China the swing factor for RBA interest rate cut

“The scepticism is largely based on the fact that past easing efforts have not worked and growth has been persistently surprising on the downside in recent months.”

The risk is that the Chinese population loses confidence, RBC Capital Markets rates strategist Robert Thompson said.

RBC is keeping a sharp eye out for any reaction from the Reserve Bank of Australia to any ongoing weakness in the Chinese economy although Mr Thompson noted that “the Reserve Bank is very, very reluctant to cut rates or even hint that it will cut rates”.

Scaling back

One thing that could get the central bank off the sidelines would be weakness in China, the strategist said, with around one-third of Australia’s merchandise exports destined for China.

Futures markets have already been scaling back Australian interest rate expectations and the prospect of an interest rate cut at the last RBA meeting of 2019 is now a 50-50 scenario.

A plunge in consumer confidence, forecasts of a deeper downturn in residential property prices, and elevated concerns around household debt have detracted from the economy’s reasonable growth and improving employment conditions.

“Outside of housing, the rest of the Australian economy has held up pretty well,” Laminar Capital economist Stephen Roberts said. “The litmus test will be the employment numbers on Thursday.”

If Chinese growth remains robust enough to support Australian trade, then that might make it less likely that the RBA will ease policy, Mr Roberts said. For example, annual growth in Chinese retail sales needs to stay above 8 per cent.

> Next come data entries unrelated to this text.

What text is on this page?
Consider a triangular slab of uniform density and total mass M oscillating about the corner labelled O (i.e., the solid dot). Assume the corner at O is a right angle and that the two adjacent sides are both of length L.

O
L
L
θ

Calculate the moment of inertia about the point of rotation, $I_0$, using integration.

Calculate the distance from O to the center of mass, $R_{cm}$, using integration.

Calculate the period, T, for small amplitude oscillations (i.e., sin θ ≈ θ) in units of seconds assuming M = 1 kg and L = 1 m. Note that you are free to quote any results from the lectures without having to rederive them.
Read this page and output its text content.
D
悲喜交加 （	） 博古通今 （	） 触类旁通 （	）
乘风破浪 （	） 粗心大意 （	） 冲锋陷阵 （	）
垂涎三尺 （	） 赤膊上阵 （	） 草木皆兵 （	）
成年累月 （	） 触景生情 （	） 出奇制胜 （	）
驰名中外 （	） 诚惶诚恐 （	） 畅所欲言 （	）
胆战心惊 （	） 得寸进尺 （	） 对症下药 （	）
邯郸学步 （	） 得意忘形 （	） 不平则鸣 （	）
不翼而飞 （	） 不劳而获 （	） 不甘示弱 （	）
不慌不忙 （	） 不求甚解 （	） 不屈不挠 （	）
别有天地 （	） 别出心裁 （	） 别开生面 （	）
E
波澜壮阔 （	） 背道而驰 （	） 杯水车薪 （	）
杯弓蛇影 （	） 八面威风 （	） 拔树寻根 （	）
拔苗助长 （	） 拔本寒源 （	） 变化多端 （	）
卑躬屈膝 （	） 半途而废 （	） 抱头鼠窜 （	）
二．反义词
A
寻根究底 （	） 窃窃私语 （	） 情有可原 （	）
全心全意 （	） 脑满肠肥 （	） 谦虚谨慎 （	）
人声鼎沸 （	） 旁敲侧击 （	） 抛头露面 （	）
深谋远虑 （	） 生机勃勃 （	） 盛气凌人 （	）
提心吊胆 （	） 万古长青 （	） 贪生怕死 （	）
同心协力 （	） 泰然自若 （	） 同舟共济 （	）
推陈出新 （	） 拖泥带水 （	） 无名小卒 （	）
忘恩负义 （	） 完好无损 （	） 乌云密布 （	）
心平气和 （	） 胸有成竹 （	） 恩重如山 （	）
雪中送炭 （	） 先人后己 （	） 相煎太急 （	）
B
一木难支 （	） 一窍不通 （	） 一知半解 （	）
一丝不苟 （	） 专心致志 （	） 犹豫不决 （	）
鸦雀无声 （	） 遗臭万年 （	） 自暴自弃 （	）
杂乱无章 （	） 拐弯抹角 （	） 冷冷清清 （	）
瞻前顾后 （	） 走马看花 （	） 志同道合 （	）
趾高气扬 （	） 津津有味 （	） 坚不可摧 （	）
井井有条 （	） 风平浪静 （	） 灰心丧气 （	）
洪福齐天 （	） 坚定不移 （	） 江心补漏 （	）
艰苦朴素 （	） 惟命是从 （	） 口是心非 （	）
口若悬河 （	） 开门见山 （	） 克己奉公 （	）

He also pointed to supportive developments aboutUS interest rates late last year, when the Federal Reserve appeared to step back from aggressive rate hike plans this year.

Hints that the trade war between China and the US could reach a solution is another reason for optimism, he believes.

Late last week there were reports that China has offered to increase goods imports from the US by a combined value of more than $US1 trillion over six years.